6A.7 A Robust Observation Operator and Associated Background Covariances to Assimilate Microwave Radiances into Cloud-permitting Models

Tuesday, 1 April 2014: 12:00 PM
Garden Ballroom (Town and Country Resort )
Ziad S. Haddad, JPL, Pasadena, CA; and J. Steward, T. Vukicevic, and S. Hristova-Veleva

Handout (11.8 MB)

To assimilate microwave radiances over clear regions as well as heavily precipitating cells, one needs an observation operator that can accurately simulate the brightness temperatures due to the emission and scattering of the condensation as well as the emission from the background, without straining the computational resources, and while minimizing the impact of poorly modeled variables such as the hydrometeor descriptors.
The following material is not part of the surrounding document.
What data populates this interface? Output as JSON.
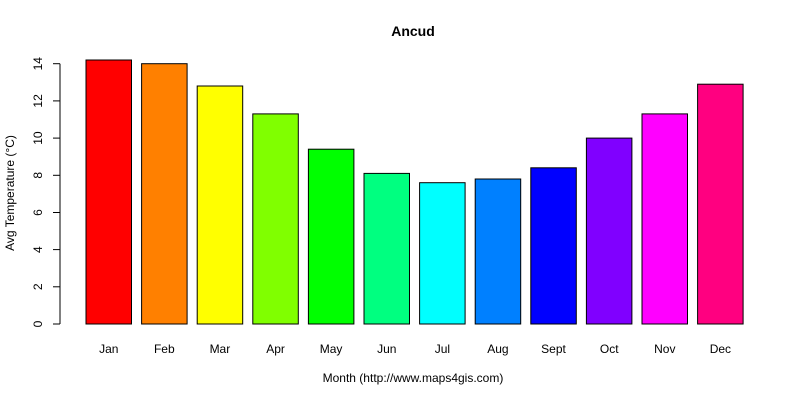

We have developed such an operator using canonical correlation analysis and a non-linear localization/interpolation approach, to be used in conjunction with a representation of the covariances of the background model variables that exploits the empirical horizontal decorrelation of their vertical principal components. The resulting operator is indeed insensitive to the details of the microphysical variables (indeed, it can simultaneously represent several microphysical schemes), and it is inexpensive to use in assimilating instantaneous data that the Tropical Rainfall Measuring Mission's Microwave Imager (TMI) or the Advanced Microwave Scanning Radiometer (AMSR) typically measure over tropical cyclones. Preliminary simulations starting with synthetic window-channel microwave "measurements" that were forward-calculated from a specific time step in a hurricane simulation, along with a horizontally uniform background, show that the operator successfully localizes the condensation, water vapor, vertical motion and temperature fields, and, indeed, generates a vortex that is remarkably similar to the original simulated hurricane at that time step, from the synthetic measurements alone.

We present this method applied to the Hurricane WRF (HWRF) model and the Hurricane WRF Satellite Simulator for the representation of the TMI radiances trained on simulations of 2010's Hurricane Earl. The approach is in general applicable to any nonlinear observation and can serve as an important tool in the data assimilation toolbox.